Background - in the base car mirror we must (at least) transfer a bloom filter as CBOR. To deal with overflow gracefully we have an abstraction which can wrap multiple bloom filters of different sizes. With the wrapper one looses the ability to perform intersections but unions and membership checks still work, with gracefully degrading performance and false positive rates.

Then we started thinking about how these blooms might be persisted between sessions.

Since this is all in CBOR the leap to implementing each bloom as an IPLD block and the wrapper as and IPLD schema is minimal.

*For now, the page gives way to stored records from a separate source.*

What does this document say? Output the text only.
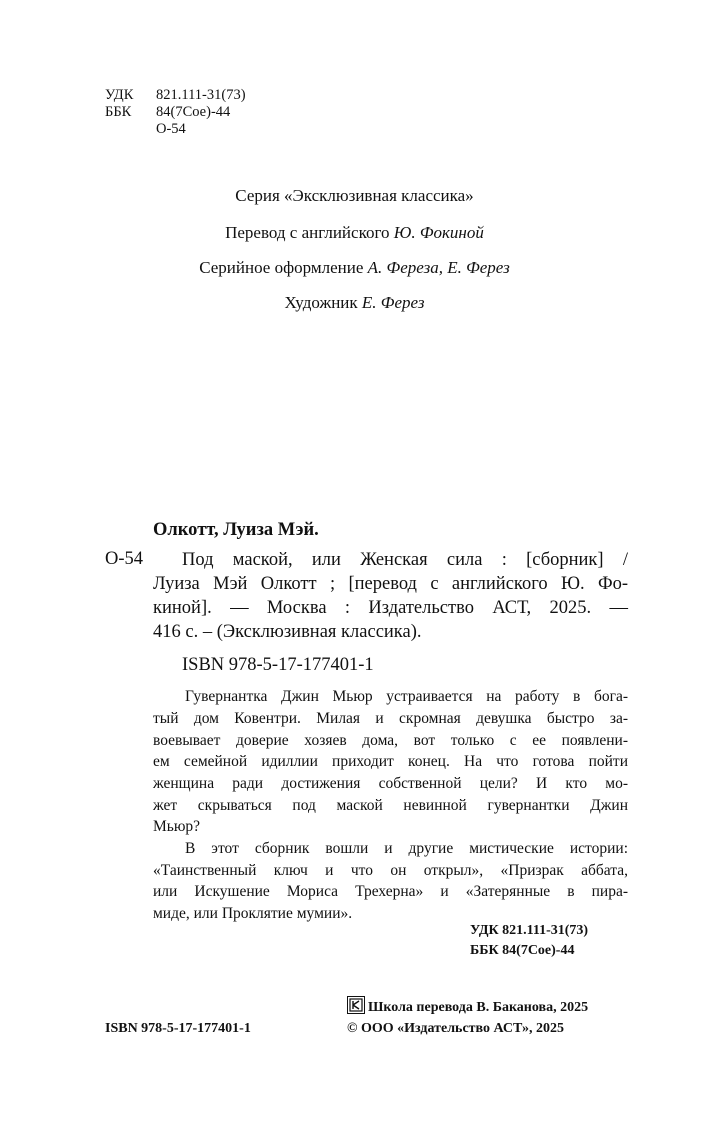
УДК 821.111-31(73)
ББК 84(7Сое)-44
О-54
Серия «Эксклюзивная классика»
Перевод с английского Ю. Фокиной
Серийное оформление А. Фереза, Е. Ферез
Художник Е. Ферез
Олкотт, Луиза Мэй.
О-54 Под маской, или Женская сила : [сборник] /
Луиза Мэй Олкотт ; [перевод с английского Ю. Фо-
киной]. — Москва : Издательство АСТ, 2025. —
416 с. – (Эксклюзивная классика).
ISBN 978-5-17-177401-1
Гувернантка Джин Мьюр устраивается на работу в бога-
тый дом Ковентри. Милая и скромная девушка быстро за-
воевывает доверие хозяев дома, вот только с ее появлени-
ем семейной идиллии приходит конец. На что готова пойти
женщина ради достижения собственной цели? И кто мо-
жет скрываться под маской невинной гувернантки Джин
Мьюр?
В этот сборник вошли и другие мистические истории:
«Таинственный ключ и что он открыл», «Призрак аббата,
или Искушение Мориса Трехерна» и «Затерянные в пира-
миде, или Проклятие мумии».
УДК 821.111-31(73)
ББК 84(7Сое)-44
ISBN 978-5-17-177401-1
Школа перевода В. Баканова, 2025
© ООО «Издательство АСТ», 2025
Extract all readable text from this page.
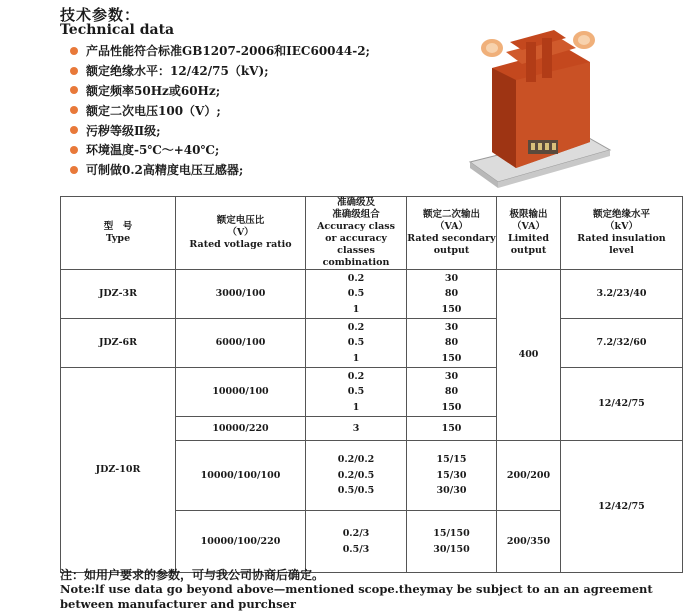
技术参数：
Technical data
产品性能符合标准GB1207-2006和IEC60044-2;
额定绝缘水平：12/42/75（kV);
额定频率50Hz或60Hz;
额定二次电压100（V）;
污秽等级Ⅱ级;
环境温度-5℃～+40℃;
可制做0.2高精度电压互感器;
型　号
Type	额定电压比
（V）
Rated votlage ratio	准确级及
准确级组合
Accuracy class
or accuracy classes
combination	额定二次输出
（VA）
Rated secondary
output	极限输出
（VA）
Limited
output	额定绝缘水平
（kV）
Rated insulation
level

JDZ-3R	3000/100	0.2
0.5
1	30
80
150	400	3.2/23/40
JDZ-6R	6000/100	0.2
0.5
1	30
80
150		7.2/32/60
JDZ-10R	10000/100	0.2
0.5
1	30
80
150		12/42/75
	10000/220	3	150		
	10000/100/100	0.2/0.2
0.2/0.5
0.5/0.5	15/15
15/30
30/30	200/200	12/42/75
	10000/100/220	0.2/3
0.5/3	15/150
30/150	200/350	
注：如用户要求的参数，可与我公司协商后确定。
Note:lf use data go beyond above—mentioned scope.theymay be subject to an an agreement between manufacturer and purchser
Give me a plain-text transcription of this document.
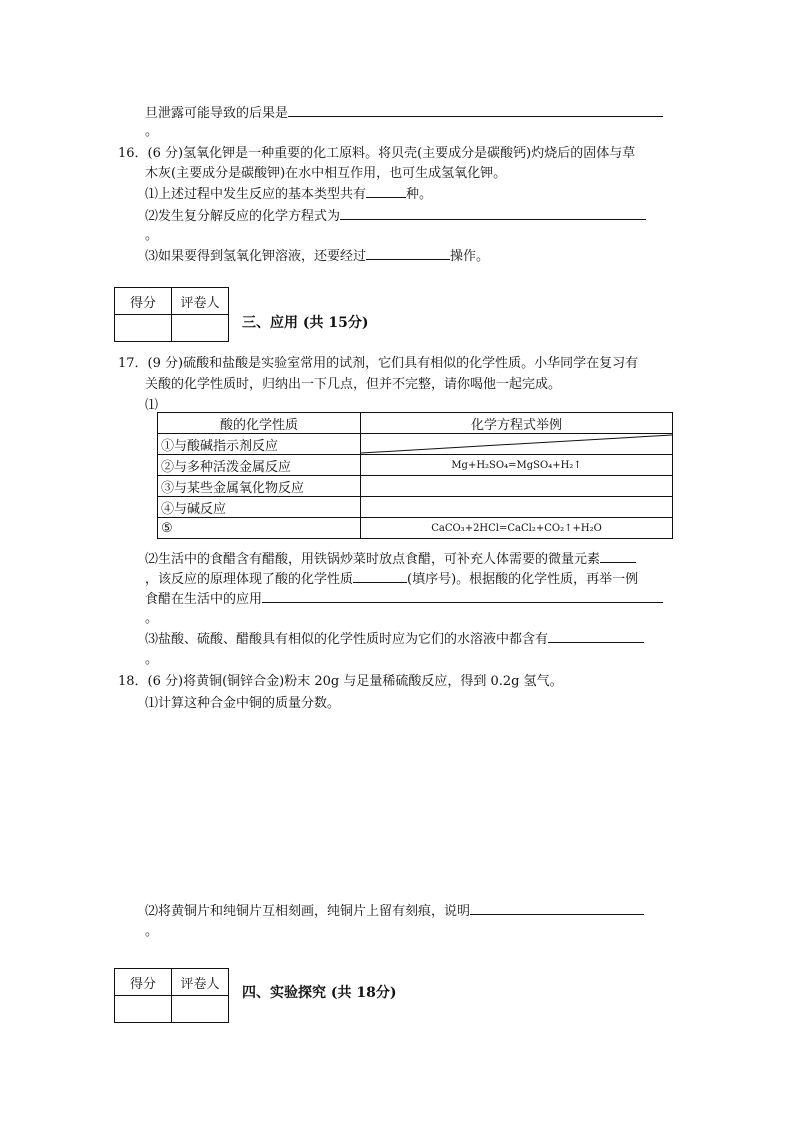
旦泄露可能导致的后果是
。
16．(6 分)氢氧化钾是一种重要的化工原料。将贝壳(主要成分是碳酸钙)灼烧后的固体与草
木灰(主要成分是碳酸钾)在水中相互作用，也可生成氢氧化钾。
⑴上述过程中发生反应的基本类型共有	种。
⑵发生复分解反应的化学方程式为
。
⑶如果要得到氢氧化钾溶液，还要经过	操作。
得分	评卷人

三、应用 (共 15分)
17．(9 分)硫酸和盐酸是实验室常用的试剂，它们具有相似的化学性质。小华同学在复习有
关酸的化学性质时，归纳出一下几点，但并不完整，请你喝他一起完成。
⑴
酸的化学性质	化学方程式举例
①与酸碱指示剂反应	

②与多种活泼金属反应	Mg+H₂SO₄=MgSO₄+H₂↑
③与某些金属氧化物反应	
④与碱反应	
⑤	CaCO₃+2HCl=CaCl₂+CO₂↑+H₂O
⑵生活中的食醋含有醋酸，用铁锅炒菜时放点食醋，可补充人体需要的微量元素
，该反应的原理体现了酸的化学性质	(填序号)。根据酸的化学性质，再举一例
食醋在生活中的应用
。
⑶盐酸、硫酸、醋酸具有相似的化学性质时应为它们的水溶液中都含有
。
18．(6 分)将黄铜(铜锌合金)粉末 20g 与足量稀硫酸反应，得到 0.2g 氢气。
⑴计算这种合金中铜的质量分数。
⑵将黄铜片和纯铜片互相刻画，纯铜片上留有刻痕，说明
。
得分	评卷人

四、实验探究 (共 18分)
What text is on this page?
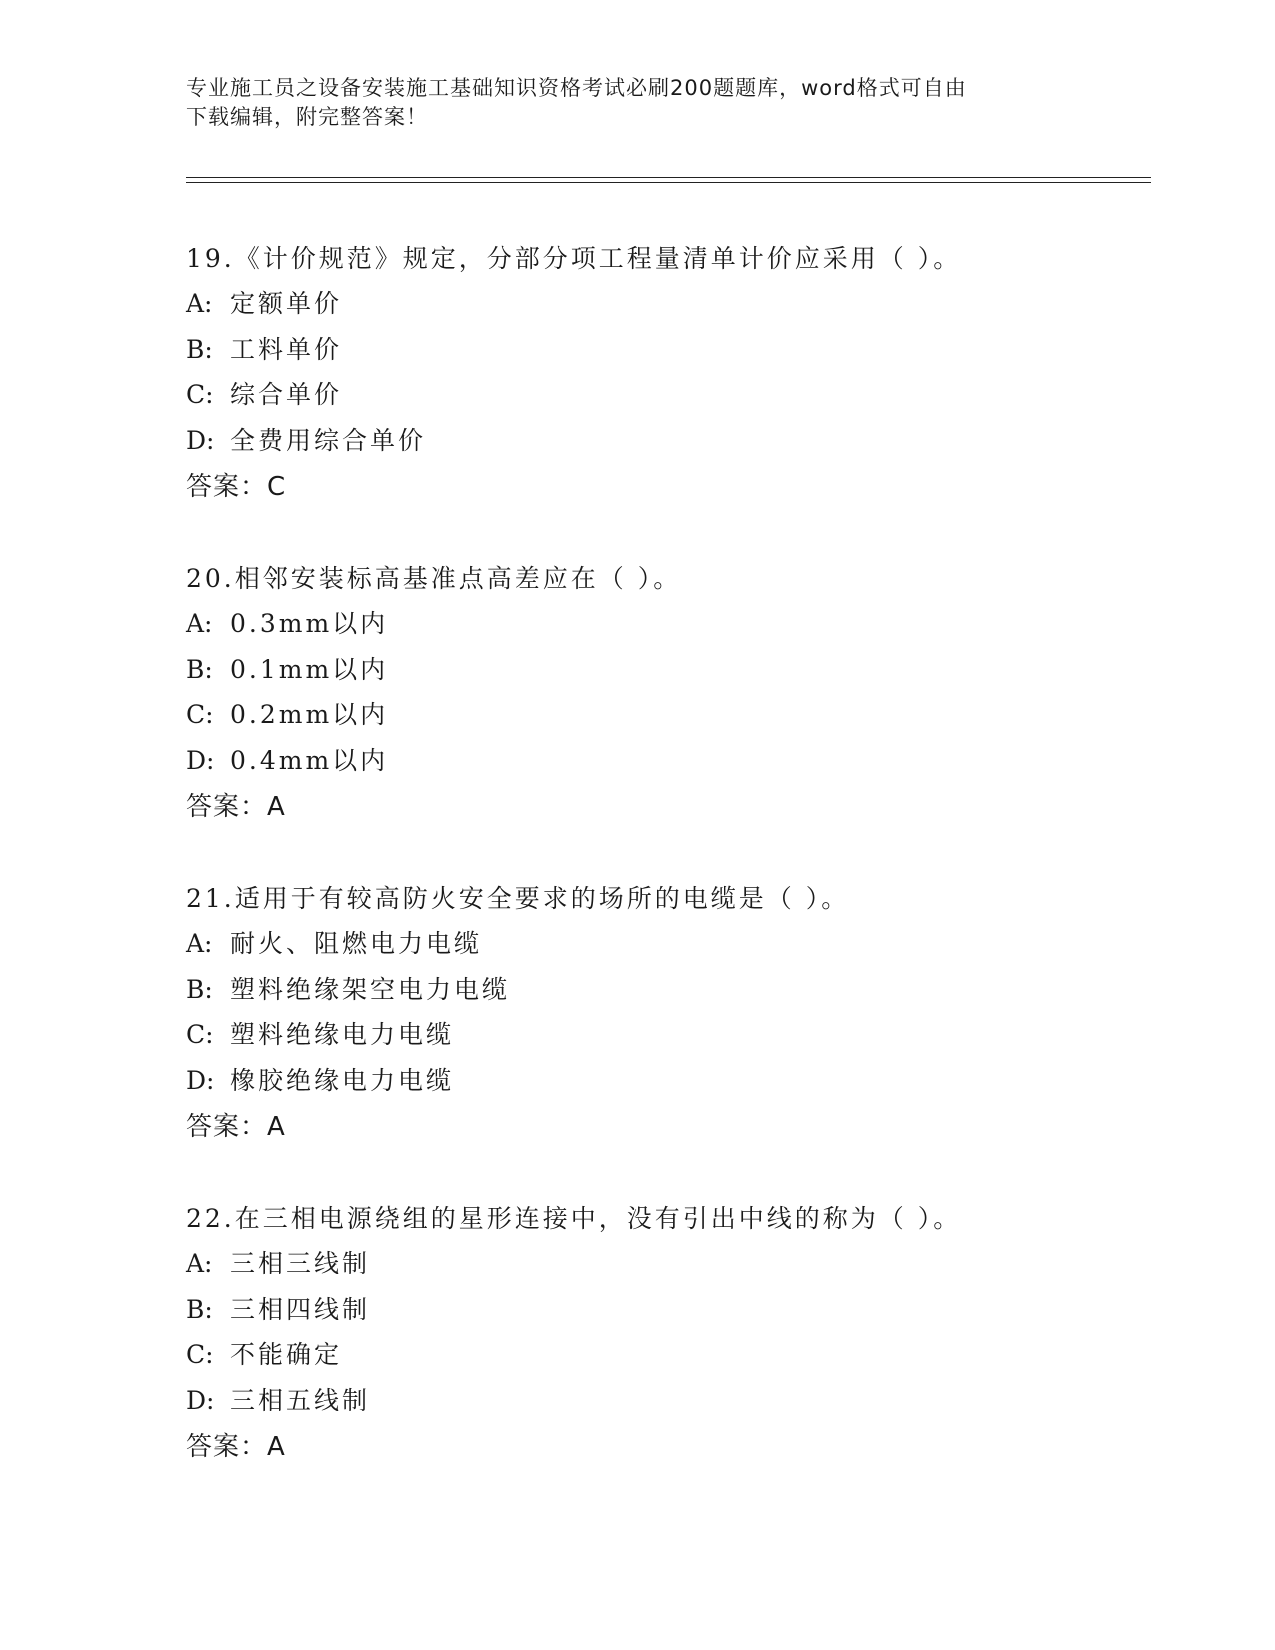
专业施工员之设备安装施工基础知识资格考试必刷200题题库，word格式可自由
下载编辑，附完整答案！
19.《计价规范》规定，分部分项工程量清单计价应采用（ ）。
A: 定额单价
B: 工料单价
C: 综合单价
D: 全费用综合单价
答案：C
20.相邻安装标高基准点高差应在（ ）。
A: 0.3mm以内
B: 0.1mm以内
C: 0.2mm以内
D: 0.4mm以内
答案：A
21.适用于有较高防火安全要求的场所的电缆是（ ）。
A: 耐火、阻燃电力电缆
B: 塑料绝缘架空电力电缆
C: 塑料绝缘电力电缆
D: 橡胶绝缘电力电缆
答案：A
22.在三相电源绕组的星形连接中，没有引出中线的称为（ ）。
A: 三相三线制
B: 三相四线制
C: 不能确定
D: 三相五线制
答案：A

So… we could specify a bloom size which is optimized for underlying storage. We could specify a read cache size related to the number of such blooms we are prepared to keep in memory. We have one ‘working bloom’ which is updated whenever car-mirror reads a block and that block is not present in any of the blooms in the cache. When that bloom reaches a defined saturation, it is written to the block store with a link back to the last such bloom that was written to the block store. With reasonable assumptions about the temporal clustering of reads on a given block, the write shouldn’t actually happen all that often.

Since car-mirror can already handle using multiple blooms to cull transmitted blocks, the chain of blooms thus created becomes a kind of incrementally updated fingerprint of the block store content which could be used to efficiently prime any car mirror transfer to that block store.